Depths of Big Data Platform at Getir: Streaming

Seleme Topuz
Getir
Published in
5 min readMay 13, 2019

The project reflects MongoDB changes on Redshift in the big data platform in near real-time.

Phases

1) Data Ingestion

  • MongoDB, after version 3.6, released a future called change streams enabling you to acquire all the changes that happens in a collection, database or cluster. You can imagine this as the modern version of tailing oplogs from MongoDB. The change events can be streamed through the watch function that is available on MongoDB client.
  • A producer actually consumes Mongo’s change streams and produce entries for AWS Kinesis. Now that change events are in Kinesis right now, one can write a consumer to read those changes. We have consumer triggering a AWS Lambda function to save those change events to AWS S3.
  • Our data ingestion pipeline can both vertically and horizontally scale to keep up with the changes.

2) Data Transformation

  • Periodically a streaming job runs and collects data in s3 in minibatches.
  • Data in S3 is in JSON format which should be converted to Redshift SQL format.
  • Some metadata like schemas and table names had been written by ETL job. These metadata is used by streaming job to shape the JSON data into SQL.

3) Load

  • Data in minibatches being very small, can be written to Redshift in a short time period which indicates the whole process is said to be close real time.

In the pipeline

  • After change events are being written to S3, the streaming job gets those change events, using a forced-schema model to transform those to Redshift-acceptable Spark SQL format. Then it updates Redshift with the data.
  • Even though Hadoop’s big data support is not required in this step, Spark is needed and Hadoop YARN’s Web UI gives us a nice job-overlooking system. We can see which jobs have failed and why.

Transformation of the data

  • There is an advantage in making streaming application in the form of minibatches. Say, the streaming job runs every 3 minutes. A document in MongoDB can be update many times in that period of time. Instead of updating the corresponding row in Redshift many times, I simply ignored the former ones and used only the latter change event which gave me the last updated version of the document.
  • My other approach is that I put the change events of ‘insert’, ‘replace’ and ‘update’ types in the same bucket whereas I put ‘delete’ events are in another bucket. That is because all ‘insert’, ‘replace’ and ‘update’ events gives me the whole document, and should be considered the same for data ingestion.
  • Another notable point that I discovered was the difference of BSON types. In ETL, mongo-spark connector converted MongoDB’s BSON typed objects into SparkSQL representatives by using a mapping in Scala. There are a lot of differences in streaming case because the change events are in JSON format, and the BSON types are converted to a special JSON alternative. For example ‘Date’ BSON typed objects are converted to a JSON like {“$date”: <timestamp>}. In order to overcome this problem, I had to write a recursive function to iterate through all data schemas and finds these BSON type conversion and updates them with what we want.

Streaming Benchmark

During streaming, we do bunch of different transformations than ETL. That naturally may cause data to be altered.
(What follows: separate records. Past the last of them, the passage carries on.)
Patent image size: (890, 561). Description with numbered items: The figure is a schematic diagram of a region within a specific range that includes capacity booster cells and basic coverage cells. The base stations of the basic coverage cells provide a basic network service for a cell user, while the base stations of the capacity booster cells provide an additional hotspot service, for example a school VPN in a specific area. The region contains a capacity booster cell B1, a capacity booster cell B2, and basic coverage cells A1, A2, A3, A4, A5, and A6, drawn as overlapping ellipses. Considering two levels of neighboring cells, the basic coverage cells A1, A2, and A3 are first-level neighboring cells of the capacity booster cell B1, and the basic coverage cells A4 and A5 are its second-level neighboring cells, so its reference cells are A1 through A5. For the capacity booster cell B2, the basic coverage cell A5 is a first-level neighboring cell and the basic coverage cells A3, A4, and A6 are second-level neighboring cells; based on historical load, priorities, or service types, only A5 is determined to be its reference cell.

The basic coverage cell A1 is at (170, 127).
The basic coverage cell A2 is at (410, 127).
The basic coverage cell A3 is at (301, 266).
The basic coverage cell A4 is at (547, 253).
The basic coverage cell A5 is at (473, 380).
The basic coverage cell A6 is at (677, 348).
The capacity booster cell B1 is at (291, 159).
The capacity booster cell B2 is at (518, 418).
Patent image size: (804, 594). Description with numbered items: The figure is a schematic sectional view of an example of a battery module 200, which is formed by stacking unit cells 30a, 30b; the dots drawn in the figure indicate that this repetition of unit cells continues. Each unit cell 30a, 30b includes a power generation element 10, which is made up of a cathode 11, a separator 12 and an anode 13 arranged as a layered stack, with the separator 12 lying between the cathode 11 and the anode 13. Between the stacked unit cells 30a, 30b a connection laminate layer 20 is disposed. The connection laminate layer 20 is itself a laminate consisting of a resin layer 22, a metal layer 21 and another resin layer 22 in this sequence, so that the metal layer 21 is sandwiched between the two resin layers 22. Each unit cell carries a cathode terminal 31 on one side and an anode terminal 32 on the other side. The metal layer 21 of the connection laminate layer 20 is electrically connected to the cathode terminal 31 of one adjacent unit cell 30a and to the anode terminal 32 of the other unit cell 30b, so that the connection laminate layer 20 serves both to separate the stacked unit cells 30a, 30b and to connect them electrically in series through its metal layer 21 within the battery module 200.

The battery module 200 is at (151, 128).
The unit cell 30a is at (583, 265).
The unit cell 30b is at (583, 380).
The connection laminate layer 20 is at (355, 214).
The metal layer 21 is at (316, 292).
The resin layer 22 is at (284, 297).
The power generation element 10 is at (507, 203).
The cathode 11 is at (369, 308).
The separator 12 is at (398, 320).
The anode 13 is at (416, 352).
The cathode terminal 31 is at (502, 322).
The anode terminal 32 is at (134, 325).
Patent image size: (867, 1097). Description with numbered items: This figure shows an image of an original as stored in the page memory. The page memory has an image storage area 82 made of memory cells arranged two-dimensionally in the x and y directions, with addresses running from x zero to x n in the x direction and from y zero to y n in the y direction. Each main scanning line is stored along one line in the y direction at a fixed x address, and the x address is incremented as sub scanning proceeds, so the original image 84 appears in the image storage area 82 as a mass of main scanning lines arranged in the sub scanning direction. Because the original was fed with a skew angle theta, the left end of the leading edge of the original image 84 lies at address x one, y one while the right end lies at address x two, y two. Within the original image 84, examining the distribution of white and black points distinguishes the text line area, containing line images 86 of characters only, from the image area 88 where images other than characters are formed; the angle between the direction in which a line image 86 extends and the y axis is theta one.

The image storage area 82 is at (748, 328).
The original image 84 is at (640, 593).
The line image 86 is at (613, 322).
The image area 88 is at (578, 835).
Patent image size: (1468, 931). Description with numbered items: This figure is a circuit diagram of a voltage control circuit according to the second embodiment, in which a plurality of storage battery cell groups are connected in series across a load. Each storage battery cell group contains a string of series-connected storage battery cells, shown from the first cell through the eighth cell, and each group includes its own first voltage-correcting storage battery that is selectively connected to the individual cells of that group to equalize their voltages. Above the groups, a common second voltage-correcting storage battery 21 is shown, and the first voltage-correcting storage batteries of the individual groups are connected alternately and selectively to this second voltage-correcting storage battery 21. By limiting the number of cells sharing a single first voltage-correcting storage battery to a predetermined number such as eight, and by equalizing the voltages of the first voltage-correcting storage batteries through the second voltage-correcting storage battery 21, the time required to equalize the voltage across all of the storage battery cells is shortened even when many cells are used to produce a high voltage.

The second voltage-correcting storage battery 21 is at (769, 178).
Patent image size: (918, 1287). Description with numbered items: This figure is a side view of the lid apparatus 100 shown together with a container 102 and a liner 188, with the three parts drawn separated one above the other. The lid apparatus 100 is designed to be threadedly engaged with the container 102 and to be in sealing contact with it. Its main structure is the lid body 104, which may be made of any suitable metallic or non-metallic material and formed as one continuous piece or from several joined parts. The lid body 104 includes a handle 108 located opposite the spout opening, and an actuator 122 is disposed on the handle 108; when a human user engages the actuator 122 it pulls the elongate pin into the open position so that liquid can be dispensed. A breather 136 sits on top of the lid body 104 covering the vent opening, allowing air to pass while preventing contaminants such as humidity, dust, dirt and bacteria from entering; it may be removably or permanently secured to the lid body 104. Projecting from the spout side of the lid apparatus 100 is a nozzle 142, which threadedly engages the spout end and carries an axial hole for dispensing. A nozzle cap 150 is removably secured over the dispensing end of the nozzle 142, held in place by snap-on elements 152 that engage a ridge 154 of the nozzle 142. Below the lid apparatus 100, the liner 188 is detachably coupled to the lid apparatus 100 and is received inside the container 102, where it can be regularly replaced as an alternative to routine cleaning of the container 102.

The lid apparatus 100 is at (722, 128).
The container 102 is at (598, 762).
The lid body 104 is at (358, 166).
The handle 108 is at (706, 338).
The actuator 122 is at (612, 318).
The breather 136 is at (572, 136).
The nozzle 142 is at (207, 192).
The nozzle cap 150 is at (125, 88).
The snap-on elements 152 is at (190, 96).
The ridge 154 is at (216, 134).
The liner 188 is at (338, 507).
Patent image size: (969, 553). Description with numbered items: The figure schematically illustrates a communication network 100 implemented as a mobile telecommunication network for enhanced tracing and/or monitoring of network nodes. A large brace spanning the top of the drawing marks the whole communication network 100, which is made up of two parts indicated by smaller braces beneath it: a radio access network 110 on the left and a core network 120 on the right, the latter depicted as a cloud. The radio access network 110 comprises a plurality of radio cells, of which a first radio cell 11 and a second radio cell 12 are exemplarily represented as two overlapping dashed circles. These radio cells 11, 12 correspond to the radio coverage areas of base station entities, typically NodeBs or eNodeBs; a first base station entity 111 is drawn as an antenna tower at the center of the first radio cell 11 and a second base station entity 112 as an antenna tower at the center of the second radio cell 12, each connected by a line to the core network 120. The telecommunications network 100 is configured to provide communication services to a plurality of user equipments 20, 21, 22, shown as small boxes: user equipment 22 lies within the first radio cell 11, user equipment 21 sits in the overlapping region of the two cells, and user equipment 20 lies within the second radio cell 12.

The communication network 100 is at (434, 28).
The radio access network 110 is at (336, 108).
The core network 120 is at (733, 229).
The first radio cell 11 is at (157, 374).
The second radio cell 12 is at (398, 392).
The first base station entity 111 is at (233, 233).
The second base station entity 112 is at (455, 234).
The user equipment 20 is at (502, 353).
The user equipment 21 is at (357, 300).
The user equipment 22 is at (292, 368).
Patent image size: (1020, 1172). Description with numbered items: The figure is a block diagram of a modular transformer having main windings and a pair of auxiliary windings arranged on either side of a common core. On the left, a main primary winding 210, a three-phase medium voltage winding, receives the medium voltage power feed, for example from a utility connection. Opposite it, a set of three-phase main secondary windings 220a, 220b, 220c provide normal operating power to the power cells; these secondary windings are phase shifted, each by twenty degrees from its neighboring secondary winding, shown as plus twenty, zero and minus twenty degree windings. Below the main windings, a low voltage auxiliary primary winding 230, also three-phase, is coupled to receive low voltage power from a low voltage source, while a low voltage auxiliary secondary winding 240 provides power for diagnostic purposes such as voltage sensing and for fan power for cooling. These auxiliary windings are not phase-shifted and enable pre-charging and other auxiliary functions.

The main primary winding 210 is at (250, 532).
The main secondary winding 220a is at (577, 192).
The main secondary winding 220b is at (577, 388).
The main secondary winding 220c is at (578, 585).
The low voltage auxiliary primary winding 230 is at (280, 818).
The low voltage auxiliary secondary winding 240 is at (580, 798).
Streaming benchmark, written with Python 3 just like many other parts of Big Data Platform, prepares a set of ‘id’s that are ensured to be the documents which had been moved to Redshift in both ways of ETL and streaming so that we could not miss streaming documents as they may be potentially smaller in size compare to those moved with ETL.

We have set up performance criteria that we consider in benchmark results. Those are computed after each MongoDB and Redshift sourced data are transformed and being prepared for the comparison part.

The streaming benchmark should also be run in an environment with Spark. However, Hadoop is not required in this case due to the small size of data that are compared. And, we do not require any distributed computing along the way. Spark dependency is due to the MongoDB transformer which requires Spark SQL engine to extract DataFrames out of MongoDB data.

Recovery System

During development of the streaming, I discovered this annoying problem where the type of a field changes, and the type of streamed field does not follow the schema generated by ETL.

This problem can be overcome by running ETL again since it would infer the schema types over again, and resolve it with the correct field type.

For example, ETL can label the type of a field as ‘integer’. However, MongoDB is a NoSQL database, which allows double typed values in that field. When the double typed value is present in the streaming job, the job fails during transforming process.

The recovery system automatically detects if a streaming job fails, and runs ETL job, then starts rerunning streaming jobs. This may not be a perfect solution, and the data will not be updated in longer time.

Streaming is the modern way to moving data in near real-time, compared to mass ETL. However, there are still many problems emerging from the underlying understanding of streaming the data. One may state that streaming is not as secure and guaranteed as the ETL. In my opinion, in contrast, the risk can be reduced and the overhead is worth it as you can have your data in near real-time.